¿Es bueno rezar por los muertos?

Si en el momento de nuestra muerte, Dios nos juzga por nuestras acciones, ¿por qué orar por los muertos? ¿Nos juzgará Dios por las oraciones que nuestros familiares o amigos puedan hacer por nosotros?

La Iglesia cree en la "comunión de los santos", es decir, en la comunidad espiritual de todos los fieles de Cristo, de los peregrinos de la tierra, de los difuntos que completan su purificación y de los bienaventurados del cielo, todos juntos formando una sola Iglesia; y creemos que en esta comunión, el amor misericordioso de Dios y de sus santos está siempre al servicio de nuestras oraciones.

Por eso la Iglesia ha rodeado la memoria de los difuntos con mucha piedad, desde los primeros tiempos del cristianismo, ofreciendo también por ellos sus sufrimientos, especialmente el sacrificio eucarístico; pues "el pensamiento de orar por los muertos, para que sean librados de sus pecados, es un pensamiento santo y piadoso" (2 M 12, 46). Nuestra oración por ellos no sólo puede ayudarlos sino también hacer efectiva su intercesión por nosotros.

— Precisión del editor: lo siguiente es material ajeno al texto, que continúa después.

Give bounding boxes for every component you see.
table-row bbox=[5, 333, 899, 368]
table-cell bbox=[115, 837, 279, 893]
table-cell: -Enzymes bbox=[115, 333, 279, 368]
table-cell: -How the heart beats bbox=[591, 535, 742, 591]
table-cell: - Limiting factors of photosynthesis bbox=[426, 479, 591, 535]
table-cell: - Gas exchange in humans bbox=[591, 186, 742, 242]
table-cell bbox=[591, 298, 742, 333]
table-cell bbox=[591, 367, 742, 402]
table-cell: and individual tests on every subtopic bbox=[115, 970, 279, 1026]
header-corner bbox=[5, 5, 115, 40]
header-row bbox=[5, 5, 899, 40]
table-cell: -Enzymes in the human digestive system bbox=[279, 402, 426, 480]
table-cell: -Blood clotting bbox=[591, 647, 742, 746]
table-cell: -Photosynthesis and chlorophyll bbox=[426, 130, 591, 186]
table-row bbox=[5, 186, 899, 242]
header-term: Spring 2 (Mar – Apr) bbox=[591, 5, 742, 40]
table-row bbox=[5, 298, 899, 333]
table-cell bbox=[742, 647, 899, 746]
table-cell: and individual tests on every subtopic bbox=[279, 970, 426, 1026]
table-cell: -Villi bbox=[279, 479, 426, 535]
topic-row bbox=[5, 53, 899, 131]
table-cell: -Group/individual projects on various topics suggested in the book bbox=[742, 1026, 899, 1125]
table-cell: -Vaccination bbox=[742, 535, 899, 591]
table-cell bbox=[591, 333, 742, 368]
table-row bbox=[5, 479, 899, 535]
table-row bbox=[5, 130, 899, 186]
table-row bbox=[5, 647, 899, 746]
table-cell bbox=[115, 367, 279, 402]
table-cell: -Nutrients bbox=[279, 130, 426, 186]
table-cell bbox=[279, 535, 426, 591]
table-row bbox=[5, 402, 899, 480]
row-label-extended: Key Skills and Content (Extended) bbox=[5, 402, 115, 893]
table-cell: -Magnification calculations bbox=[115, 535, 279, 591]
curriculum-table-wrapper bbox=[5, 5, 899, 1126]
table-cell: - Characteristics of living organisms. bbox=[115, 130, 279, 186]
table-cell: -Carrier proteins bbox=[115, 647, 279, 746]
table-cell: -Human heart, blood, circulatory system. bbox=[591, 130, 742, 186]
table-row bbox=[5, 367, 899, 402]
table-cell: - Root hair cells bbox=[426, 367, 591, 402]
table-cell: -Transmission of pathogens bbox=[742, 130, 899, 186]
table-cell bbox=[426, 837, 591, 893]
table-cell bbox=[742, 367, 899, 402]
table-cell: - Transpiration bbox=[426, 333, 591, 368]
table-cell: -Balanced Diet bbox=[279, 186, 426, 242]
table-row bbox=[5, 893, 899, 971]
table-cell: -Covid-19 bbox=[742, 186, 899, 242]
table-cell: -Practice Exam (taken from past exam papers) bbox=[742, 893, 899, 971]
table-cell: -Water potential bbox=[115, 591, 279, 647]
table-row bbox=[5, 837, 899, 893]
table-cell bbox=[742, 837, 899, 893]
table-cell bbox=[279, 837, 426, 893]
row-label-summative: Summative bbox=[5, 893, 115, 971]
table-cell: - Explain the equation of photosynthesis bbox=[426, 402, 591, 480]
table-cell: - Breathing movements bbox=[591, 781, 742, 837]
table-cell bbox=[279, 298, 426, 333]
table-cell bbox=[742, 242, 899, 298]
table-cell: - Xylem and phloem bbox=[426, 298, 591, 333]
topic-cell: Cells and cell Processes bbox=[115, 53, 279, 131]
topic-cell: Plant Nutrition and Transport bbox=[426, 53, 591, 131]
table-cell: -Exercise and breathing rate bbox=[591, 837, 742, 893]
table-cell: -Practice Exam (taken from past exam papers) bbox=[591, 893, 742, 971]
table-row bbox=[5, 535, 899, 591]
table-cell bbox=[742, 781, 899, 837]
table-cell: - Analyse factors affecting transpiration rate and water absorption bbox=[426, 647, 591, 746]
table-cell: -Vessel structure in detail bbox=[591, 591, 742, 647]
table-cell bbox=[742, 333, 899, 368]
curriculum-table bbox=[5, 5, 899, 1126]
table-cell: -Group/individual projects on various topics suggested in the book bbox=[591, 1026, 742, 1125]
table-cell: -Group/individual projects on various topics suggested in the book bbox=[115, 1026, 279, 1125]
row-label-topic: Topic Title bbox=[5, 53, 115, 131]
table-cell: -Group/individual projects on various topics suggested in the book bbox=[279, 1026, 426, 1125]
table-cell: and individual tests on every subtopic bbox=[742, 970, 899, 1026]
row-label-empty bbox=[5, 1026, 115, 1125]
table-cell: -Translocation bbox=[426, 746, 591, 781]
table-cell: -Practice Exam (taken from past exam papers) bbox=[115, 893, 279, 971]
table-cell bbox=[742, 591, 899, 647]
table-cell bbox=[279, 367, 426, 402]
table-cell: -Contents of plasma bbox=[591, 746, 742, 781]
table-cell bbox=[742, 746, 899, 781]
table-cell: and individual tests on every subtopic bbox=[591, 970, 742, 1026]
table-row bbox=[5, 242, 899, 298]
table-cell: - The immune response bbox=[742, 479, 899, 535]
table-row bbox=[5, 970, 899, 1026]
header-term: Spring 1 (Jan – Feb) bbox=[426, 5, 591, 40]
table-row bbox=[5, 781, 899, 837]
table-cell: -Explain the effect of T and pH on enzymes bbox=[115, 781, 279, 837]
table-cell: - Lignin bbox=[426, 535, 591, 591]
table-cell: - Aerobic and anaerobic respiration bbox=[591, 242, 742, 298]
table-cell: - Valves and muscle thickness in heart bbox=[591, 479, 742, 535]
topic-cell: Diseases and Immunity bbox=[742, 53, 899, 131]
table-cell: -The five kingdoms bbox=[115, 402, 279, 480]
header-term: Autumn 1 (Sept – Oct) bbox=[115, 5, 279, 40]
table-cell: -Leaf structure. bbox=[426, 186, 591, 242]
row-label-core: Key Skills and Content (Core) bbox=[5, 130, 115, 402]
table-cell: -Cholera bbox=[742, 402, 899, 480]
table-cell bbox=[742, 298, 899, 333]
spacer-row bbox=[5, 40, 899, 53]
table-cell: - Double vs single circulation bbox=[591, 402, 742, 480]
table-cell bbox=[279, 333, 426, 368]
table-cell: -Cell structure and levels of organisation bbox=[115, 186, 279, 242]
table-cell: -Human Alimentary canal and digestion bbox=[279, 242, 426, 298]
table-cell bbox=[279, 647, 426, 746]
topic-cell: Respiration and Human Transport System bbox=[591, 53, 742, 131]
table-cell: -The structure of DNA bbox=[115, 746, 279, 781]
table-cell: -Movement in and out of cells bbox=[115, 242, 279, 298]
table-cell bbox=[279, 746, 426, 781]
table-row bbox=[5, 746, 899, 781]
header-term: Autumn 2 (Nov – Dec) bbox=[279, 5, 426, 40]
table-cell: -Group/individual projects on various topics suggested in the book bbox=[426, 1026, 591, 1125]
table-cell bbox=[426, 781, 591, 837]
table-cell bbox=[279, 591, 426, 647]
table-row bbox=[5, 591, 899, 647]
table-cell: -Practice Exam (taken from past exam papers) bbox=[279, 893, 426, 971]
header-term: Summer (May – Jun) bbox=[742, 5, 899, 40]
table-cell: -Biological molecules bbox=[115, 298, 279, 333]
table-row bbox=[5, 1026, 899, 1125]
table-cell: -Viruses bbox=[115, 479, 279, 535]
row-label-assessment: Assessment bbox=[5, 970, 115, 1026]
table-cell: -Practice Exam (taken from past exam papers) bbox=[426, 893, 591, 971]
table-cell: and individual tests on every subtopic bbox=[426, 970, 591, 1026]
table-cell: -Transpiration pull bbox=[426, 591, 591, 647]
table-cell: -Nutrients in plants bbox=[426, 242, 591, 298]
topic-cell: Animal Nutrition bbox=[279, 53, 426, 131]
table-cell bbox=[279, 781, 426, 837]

¿Es bueno rezar por los muertos?

La muerte termina la vida del hombre como un tiempo abierto a la aceptación o rechazo de la gracia divina manifestada en Cristo.

El Nuevo Testamento habla del juicio principalmente en la perspectiva del encuentro final con Cristo en su segunda venida, pero también afirma, en varias ocasiones, la retribución inmediata después de la muerte de cada uno, según sus obras y su fe.

Inmediatamente Jesús prometió el cielo al buen ladrón: "De cierto os digo que hoy estaréis conmigo en el paraíso" (Lc 23,43). La parábola del rico y del pobre Lázaro sugiere lo mismo: Lucas 16:19-31.

Para Pablo "la vida es Cristo y la muerte es una ganancia" (Flp 1,23), y quería "dejar este cuerpo para habitar con el Señor" (2 Co 5,8).

Esta misma fe dio a los mártires de los primeros siglos de la Iglesia la fuerza para dar testimonio de Cristo y entregar sus cuerpos a las bestias. Poco antes de sufrir el martirio, Ignacio, obispo de Antioquía, escribió a los cristianos de Roma hacia el año 107 d.C.: "Dejad que me convierta en el alimento de las bestias. A través de ellos, podré encontrarme con Dios. Para mí es mejor morir para unirme a Cristo Jesús que ser rey de toda la tierra" (Carta a los Romanos 4-6).

Todo hombre recibe su eterna retribución por su muerte en un juicio particular que somete su vida a Cristo, ya sea por purificación, ya sea para entrar inmediatamente en la vida de Dios y disfrutar de un estado de felicidad suprema y definitiva, o para ser condenado inmediatamente y para siempre.

Después de la muerte no hay espacio ni tiempo

A través de la muerte, entramos en la eternidad donde las dimensiones del tiempo y del espacio han desaparecido. Lo que llamamos cielo, infierno y purgatorio no son lugares, son estados de vida. Y nuestras categorías mentales sobre el espacio y el tiempo ya no nos sirven para explicar estas realidades, porque después de la muerte, ya no hay "antes", "ahora", "después", sino un "ahora" eterno y definitivo.

Es por esta razón que experimentamos tantas dificultades para hablar de esas realidades que están más allá del espacio y del tiempo, porque nuestro lenguaje y nuestras categorías mentales no pueden concebir que alguien pueda vivir sin ocupar un espacio en un lugar dado y durante un tiempo dado por un pasado, un presente y un futuro.